Background: Central venous catheter (CVC) placement is a technically challenging skill. Routine assessment tools, including checklists and global rating scales, require subjective expert evaluation. We hypothesized that motion analysis could be used to objectively assess skill retention in CVC placement by comparing the performance of anesthesiology residents immediately after training and 7 months later.

Methods: After learning to perform CVC placement on a mannikin, 12 first-year anesthesiology residents each performed a "baseline" trial with electromagnetic motion sensors on the dorsum of their dominant hand and base of their ultrasound probe. Seven months later, they each performed a "follow-up" mannikin trial with an identical setup. For each trial, sensors recorded participants' path length, translational motions, and rotational sum. Time was recorded for each trial as well. We defined skill retention as performance within 1 standard deviation or less of the entire cohort's average at baseline (threshold). We compared the number of residents who met the threshold, which indicated less excessive motion and therefore better performance, at baseline with the number at follow-up using McNemar's test across each metric for each sensor.

Results: For path length, translational motions, and rotational sum of the probe, significantly more residents met the threshold at baseline than at follow-up (P < .04).

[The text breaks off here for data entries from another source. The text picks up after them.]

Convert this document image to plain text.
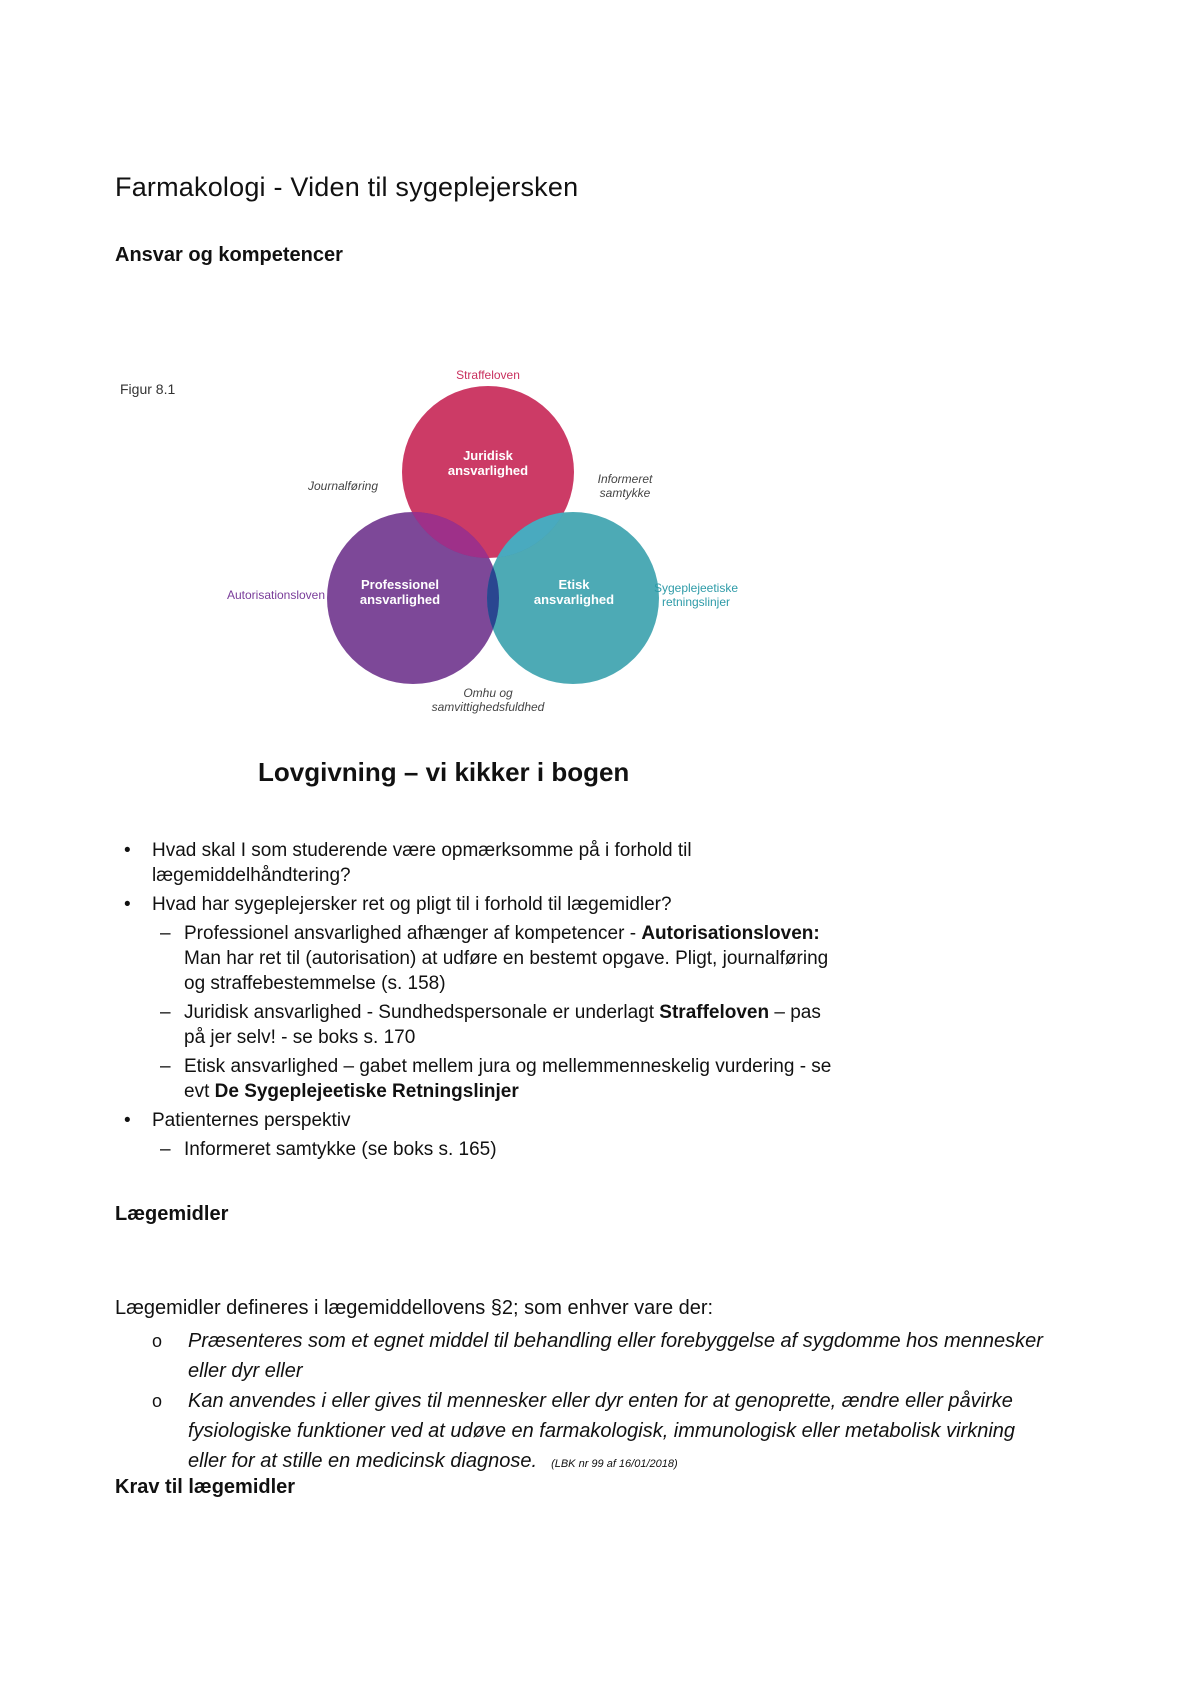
Farmakologi - Viden til sygeplejersken
Ansvar og kompetencer
Figur 8.1
Juridisk
ansvarlighed
Professionel
ansvarlighed
Etisk
ansvarlighed
Straffeloven
Journalføring	Informeret
samtykke
Autorisationsloven	Sygeplejeetiske
retningslinjer
Omhu og
samvittighedsfuldhed
Lovgivning – vi kikker i bogen
• Hvad skal I som studerende være opmærksomme på i forhold til lægemiddelhåndtering?
• Hvad har sygeplejersker ret og pligt til i forhold til lægemidler?
– Professionel ansvarlighed afhænger af kompetencer - Autorisationsloven: Man har ret til (autorisation) at udføre en bestemt opgave. Pligt, journalføring og straffebestemmelse (s. 158)
– Juridisk ansvarlighed - Sundhedspersonale er underlagt Straffeloven – pas på jer selv! - se boks s. 170
– Etisk ansvarlighed – gabet mellem jura og mellemmenneskelig vurdering - se evt De Sygeplejeetiske Retningslinjer
• Patienternes perspektiv
– Informeret samtykke (se boks s. 165)
Lægemidler
Lægemidler defineres i lægemiddellovens §2; som enhver vare der:
o Præsenteres som et egnet middel til behandling eller forebyggelse af sygdomme hos mennesker eller dyr eller
o Kan anvendes i eller gives til mennesker eller dyr enten for at genoprette, ændre eller påvirke fysiologiske funktioner ved at udøve en farmakologisk, immunologisk eller metabolisk virkning eller for at stille en medicinsk diagnose. (LBK nr 99 af 16/01/2018)
Krav til lægemidler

No significant differences were detected for any metrics of the dorsum or time.

Conclusions: Motion analysis can objectively assess skill decay in anesthesiology residents performing CVC placement. Residents exhibited skill retention in tasks involving their dominant hand and skill decay in tasks involving the ultrasound probe (nondominant hand).

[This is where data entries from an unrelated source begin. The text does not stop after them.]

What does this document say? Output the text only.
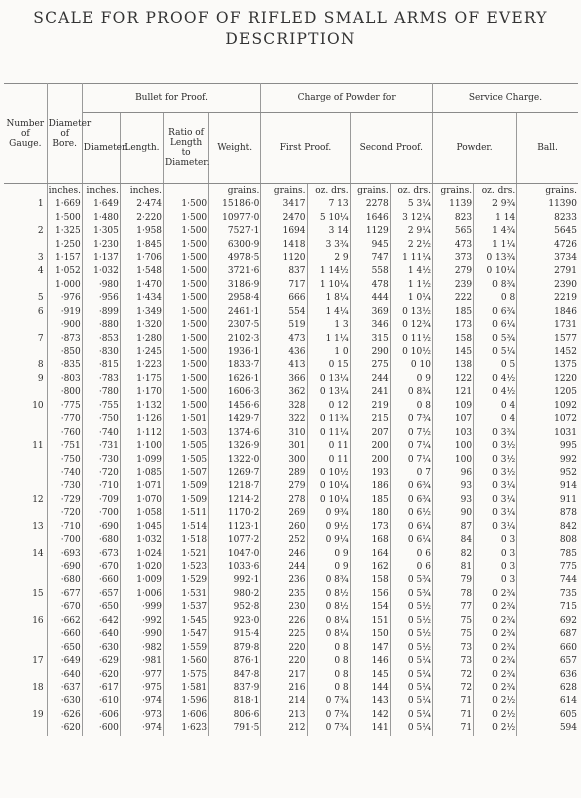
SCALE FOR PROOF OF RIFLED SMALL ARMS OF EVERY
DESCRIPTION
Number of Gauge.	Diameter of Bore.	Bullet for Proof.				Charge of Powder for				Service Charge.		
		Diameter.	Length.	Ratio of Length to Diameter.	Weight.	First Proof.		Second Proof.		Powder.		Ball.
	inches.	inches.	inches.		grains.	grains.	oz. drs.	grains.	oz. drs.	grains.	oz. drs.	grains.
1	1·669	1·649	2·474	1·500	15186·0	3417	7 13	2278	5 3¼	1139	2 9¾	11390
	1·500	1·480	2·220	1·500	10977·0	2470	5 10¼	1646	3 12¼	823	1 14	8233
2	1·325	1·305	1·958	1·500	7527·1	1694	3 14	1129	2 9¼	565	1 4¾	5645
	1·250	1·230	1·845	1·500	6300·9	1418	3 3¾	945	2 2½	473	1 1¼	4726
3	1·157	1·137	1·706	1·500	4978·5	1120	2 9	747	1 11¼	373	0 13¾	3734
4	1·052	1·032	1·548	1·500	3721·6	837	1 14½	558	1 4½	279	0 10¼	2791
	1·000	·980	1·470	1·500	3186·9	717	1 10¼	478	1 1½	239	0 8¾	2390
5	·976	·956	1·434	1·500	2958·4	666	1 8¼	444	1 0¼	222	0 8	2219
6	·919	·899	1·349	1·500	2461·1	554	1 4¼	369	0 13½	185	0 6¾	1846
	·900	·880	1·320	1·500	2307·5	519	1 3	346	0 12¾	173	0 6¼	1731
7	·873	·853	1·280	1·500	2102·3	473	1 1¼	315	0 11½	158	0 5¾	1577
	·850	·830	1·245	1·500	1936·1	436	1 0	290	0 10½	145	0 5¼	1452
8	·835	·815	1·223	1·500	1833·7	413	0 15	275	0 10	138	0 5	1375
9	·803	·783	1·175	1·500	1626·1	366	0 13¼	244	0 9	122	0 4½	1220
	·800	·780	1·170	1·500	1606·3	362	0 13¼	241	0 8¾	121	0 4½	1205
10	·775	·755	1·132	1·500	1456·6	328	0 12	219	0 8	109	0 4	1092
	·770	·750	1·126	1·501	1429·7	322	0 11¾	215	0 7¾	107	0 4	1072
	·760	·740	1·112	1·503	1374·6	310	0 11¼	207	0 7½	103	0 3¾	1031
11	·751	·731	1·100	1·505	1326·9	301	0 11	200	0 7¼	100	0 3½	995
	·750	·730	1·099	1·505	1322·0	300	0 11	200	0 7¼	100	0 3½	992
	·740	·720	1·085	1·507	1269·7	289	0 10½	193	0 7	96	0 3½	952
	·730	·710	1·071	1·509	1218·7	279	0 10¼	186	0 6¾	93	0 3¼	914
12	·729	·709	1·070	1·509	1214·2	278	0 10¼	185	0 6¾	93	0 3¼	911
	·720	·700	1·058	1·511	1170·2	269	0 9¾	180	0 6½	90	0 3¼	878
13	·710	·690	1·045	1·514	1123·1	260	0 9½	173	0 6¼	87	0 3¼	842
	·700	·680	1·032	1·518	1077·2	252	0 9¼	168	0 6¼	84	0 3	808
14	·693	·673	1·024	1·521	1047·0	246	0 9	164	0 6	82	0 3	785
	·690	·670	1·020	1·523	1033·6	244	0 9	162	0 6	81	0 3	775
	·680	·660	1·009	1·529	992·1	236	0 8¾	158	0 5¾	79	0 3	744
15	·677	·657	1·006	1·531	980·2	235	0 8½	156	0 5¾	78	0 2¾	735
	·670	·650	·999	1·537	952·8	230	0 8½	154	0 5½	77	0 2¾	715
16	·662	·642	·992	1·545	923·0	226	0 8¼	151	0 5½	75	0 2¾	692
	·660	·640	·990	1·547	915·4	225	0 8¼	150	0 5½	75	0 2¾	687
	·650	·630	·982	1·559	879·8	220	0 8	147	0 5½	73	0 2¾	660
17	·649	·629	·981	1·560	876·1	220	0 8	146	0 5¼	73	0 2¾	657
	·640	·620	·977	1·575	847·8	217	0 8	145	0 5¼	72	0 2¾	636
18	·637	·617	·975	1·581	837·9	216	0 8	144	0 5¼	72	0 2¾	628
	·630	·610	·974	1·596	818·1	214	0 7¾	143	0 5¼	71	0 2½	614
19	·626	·606	·973	1·606	806·6	213	0 7¾	142	0 5¼	71	0 2½	605
	·620	·600	·974	1·623	791·5	212	0 7¾	141	0 5¼	71	0 2½	594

目的评估训练后7个月的技能保留:中心静脉置管的运动分析。
背景:中心静脉导管(CVC)的放置是一项具有挑战性的技术。常规评估工具,包括检查清单和全球评级量表,需要主观的专家评估。我们假设,通过比较麻醉科住院医师在培训后和7个月后的表现,运动分析可以客观地评估CVC安置中的技能保留。方法:在学习如何在人体模型上放置CVC后,12名一年级麻醉学住院医师分别在其惯用手的背部和超声探头的底部使用电磁运动传感器进行了“基线”试验。七个月后,他们每个人都用相同的设置进行了一次“后续”人体模型试验。对于每个试验,传感器记录参与者的路径长度、平移运动和旋转总和。同时记录每次试验的时间。我们将技能留存定义为在基线(阈值)下整个队列平均水平的1个标准差以内的表现。我们使用McNemar的测试对每个传感器的每个指标进行了测试,比较了基线时达到阈值的居民人数,这表明过度运动较少,因此表现更好。结果:对于路径长度、平移运动和探针旋转总和,基线时达到阈值的居民明显多于随访时(P < .04)。在背侧或时间的任何指标上均未检测到显著差异。结论:运动分析可以客观评估麻醉住院医师进行CVC置入时的技能衰退。居民在涉及惯用手的任务中表现出技能保留,而在涉及超声探头(非惯用手)的任务中表现出技能衰退。
本文章由计算机程序翻译,如有差异,请以英文原文为准。